Driven to desperation (sorry) he tries to find the stereotype warm and fuzzy new-ager with a view to borrowing her pushbike, but she has set off - accompanied, unbeknownst to Hector, by Hector's wife, to a Friends of the Earth rally. Bereft, adrift, crestfallen and lost, Hector is less than amused when the stereotype Marxist agitator (Leather Jacket, Lenin cap, chain smoking) offers him a free copy of Socialist Worker ("You'll need that when you're sleeping on the park bench, comrade."). Nor is he overjoyed when the drop-out son of the bolshie workman sympathetically offers to show him how to make a shelter out of saplings and plastic sheets.
(By the way, I must stress I'm offering these suggestions entirely free of charge, gratis, for nothing, in a generous spirit of disinterested creative co-operation. Although should a sitcom series result I would expect a creative credit, a percentage of profits (gross, not nett), as well as a percentage of associated merchandise sales, etc.)
I came up with some possible titles;
Life With The Spivs
Hector Wonai's Wonderful World of Capitalism
(subtitled Our Hands on Your Wallets)
All Things Bright and Beautiful - Capitalism Made Them All
but these all seem a little 'clunky', a little too wordy.
Then thinking back to Hector's character as being somewhere between a Victor Meldrew and a Basil Fawlty gave the clue for a title somewhere between One Foot in the Grave and Fawlty Towers.
So here then is an excellent title for the sitcom series, and an apposite comment on the premise behind Ron Todd's article; Gravely Faulty.
As there was only space for the opening paragraphs of the piece above in Mensa Magazine's letters section I added a web address for the complete piece at the end of those paragraphs. Ron Todd took exception to this method of reply. It occurred to me later that perhaps he did not have access to the internet.
I was gratified that in addition to my generalised opening paragraphs virtually every point I had made in the complete piece was made by other responders. Thus by one method or another he received the full benefit.
'Slaughtered' but undeterred Ron Todd was back with another article a little later.
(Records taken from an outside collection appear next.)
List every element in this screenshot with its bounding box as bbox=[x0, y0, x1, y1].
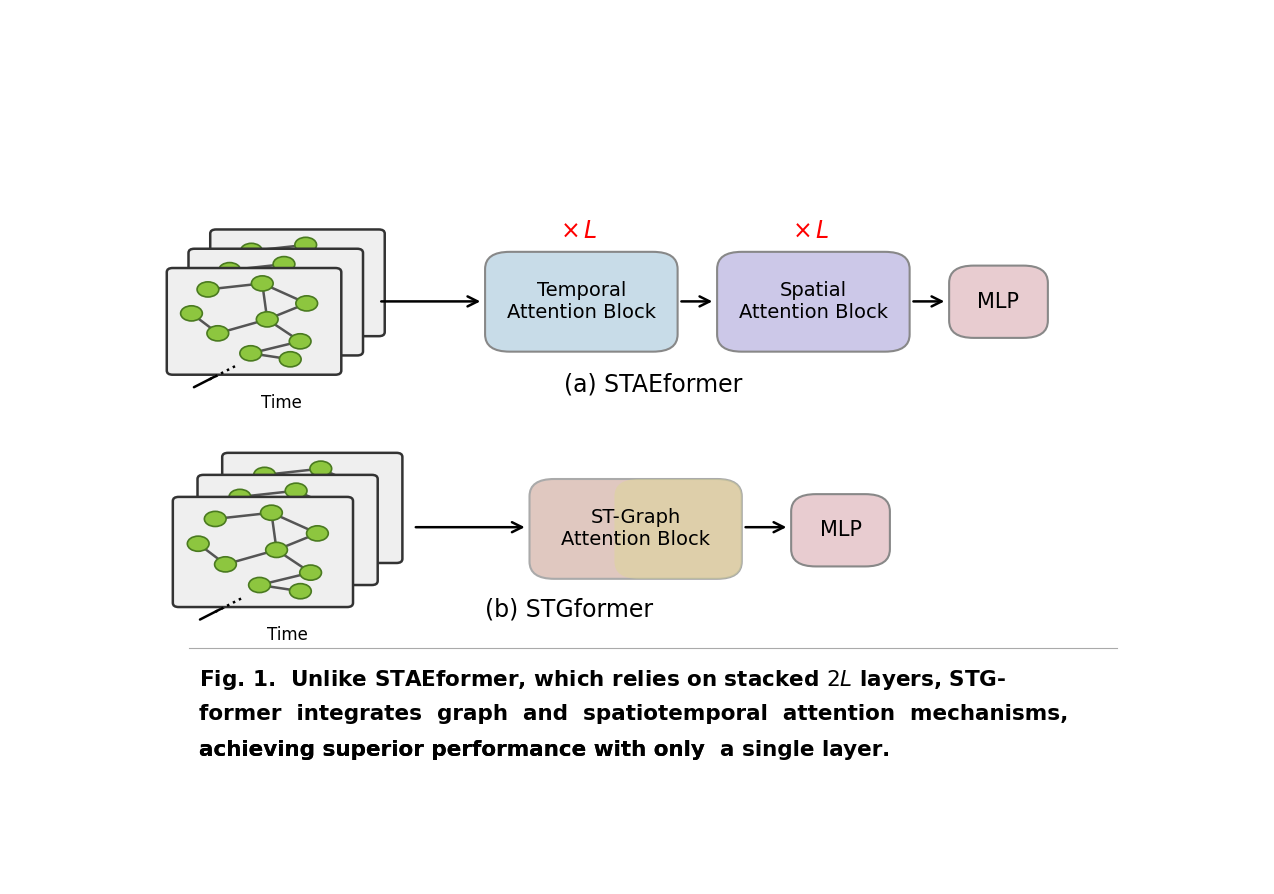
Circle shape bbox=[206, 325, 228, 341]
Circle shape bbox=[355, 482, 377, 497]
Text: a single layer: a single layer bbox=[720, 740, 882, 760]
Circle shape bbox=[311, 315, 333, 330]
FancyBboxPatch shape bbox=[222, 453, 403, 563]
Circle shape bbox=[315, 498, 336, 513]
Circle shape bbox=[290, 520, 312, 536]
Text: Spatial
Attention Block: Spatial Attention Block bbox=[739, 282, 888, 322]
FancyBboxPatch shape bbox=[614, 479, 741, 578]
Circle shape bbox=[214, 557, 236, 572]
Circle shape bbox=[240, 535, 261, 550]
Circle shape bbox=[315, 561, 336, 577]
Text: achieving superior performance with only: achieving superior performance with only bbox=[199, 740, 720, 760]
Text: Fig. 1.  Unlike STAEformer, which relies on stacked $2L$ layers, STG-: Fig. 1. Unlike STAEformer, which relies … bbox=[199, 669, 1006, 692]
Circle shape bbox=[241, 243, 262, 258]
Circle shape bbox=[307, 526, 329, 541]
Circle shape bbox=[322, 313, 344, 328]
Text: MLP: MLP bbox=[819, 520, 861, 540]
FancyBboxPatch shape bbox=[949, 266, 1049, 338]
Circle shape bbox=[325, 543, 347, 558]
FancyBboxPatch shape bbox=[485, 252, 678, 351]
FancyBboxPatch shape bbox=[189, 249, 363, 356]
Text: (b) STGformer: (b) STGformer bbox=[485, 598, 654, 622]
Text: Time: Time bbox=[266, 627, 307, 645]
Circle shape bbox=[224, 267, 246, 283]
Circle shape bbox=[219, 263, 241, 278]
Text: $\times \, \mathit{L}$: $\times \, \mathit{L}$ bbox=[792, 219, 829, 243]
Circle shape bbox=[266, 543, 288, 558]
Text: .: . bbox=[882, 740, 891, 760]
Circle shape bbox=[181, 306, 203, 321]
Text: Time: Time bbox=[261, 394, 302, 412]
Text: former  integrates  graph  and  spatiotemporal  attention  mechanisms,: former integrates graph and spatiotempor… bbox=[199, 704, 1068, 724]
Text: (a) STAEformer: (a) STAEformer bbox=[563, 372, 743, 396]
Circle shape bbox=[279, 351, 301, 367]
Circle shape bbox=[203, 287, 224, 301]
Circle shape bbox=[240, 346, 261, 361]
Circle shape bbox=[298, 534, 320, 549]
Circle shape bbox=[299, 565, 321, 580]
FancyBboxPatch shape bbox=[173, 497, 353, 607]
Circle shape bbox=[317, 276, 339, 291]
Circle shape bbox=[333, 295, 354, 310]
Circle shape bbox=[261, 505, 283, 520]
Circle shape bbox=[331, 504, 353, 519]
Circle shape bbox=[248, 578, 270, 593]
Circle shape bbox=[301, 333, 322, 348]
FancyBboxPatch shape bbox=[530, 479, 741, 578]
Circle shape bbox=[229, 489, 251, 504]
Circle shape bbox=[251, 276, 273, 291]
Circle shape bbox=[197, 282, 219, 297]
Circle shape bbox=[289, 333, 311, 349]
FancyBboxPatch shape bbox=[791, 494, 891, 567]
FancyBboxPatch shape bbox=[717, 252, 910, 351]
Circle shape bbox=[285, 483, 307, 498]
Circle shape bbox=[261, 326, 283, 342]
Text: ST-Graph
Attention Block: ST-Graph Attention Block bbox=[561, 509, 710, 550]
Circle shape bbox=[289, 584, 311, 599]
Circle shape bbox=[256, 312, 278, 327]
Circle shape bbox=[349, 521, 371, 536]
Circle shape bbox=[264, 513, 285, 527]
Circle shape bbox=[273, 257, 294, 272]
Circle shape bbox=[254, 468, 275, 483]
Circle shape bbox=[283, 308, 304, 323]
FancyBboxPatch shape bbox=[167, 268, 341, 375]
FancyBboxPatch shape bbox=[210, 230, 385, 336]
Circle shape bbox=[211, 514, 233, 529]
FancyBboxPatch shape bbox=[197, 475, 377, 585]
Circle shape bbox=[237, 492, 259, 507]
Text: $\times \, \mathit{L}$: $\times \, \mathit{L}$ bbox=[561, 219, 598, 243]
Circle shape bbox=[310, 461, 331, 477]
Circle shape bbox=[228, 307, 251, 322]
Text: Temporal
Attention Block: Temporal Attention Block bbox=[507, 282, 656, 322]
Circle shape bbox=[339, 540, 361, 554]
Circle shape bbox=[274, 555, 296, 570]
Circle shape bbox=[296, 296, 317, 311]
Circle shape bbox=[299, 274, 321, 289]
Text: achieving superior performance with only: achieving superior performance with only bbox=[199, 740, 720, 760]
Circle shape bbox=[251, 287, 273, 302]
Circle shape bbox=[294, 237, 316, 252]
Circle shape bbox=[204, 511, 225, 527]
Circle shape bbox=[187, 536, 209, 552]
Circle shape bbox=[339, 257, 361, 273]
Circle shape bbox=[278, 292, 299, 308]
Text: MLP: MLP bbox=[977, 291, 1019, 312]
In this article he complained bitterly about his inability to get on the 'housing ladder'.
'Isn't Capitalism wonderful!' - 'I can't get on the 'housing ladder'!' The visual image that came to mind was of a clapper in a bell - first hit from one side, then from the other - a succession of loud noises, clanger after clanger.
To become a member of Mensa one has to demonstrate by means of an IQ test that one possesses a high degree of intelligence. However possessing high intelligence and making use of it are two very different things.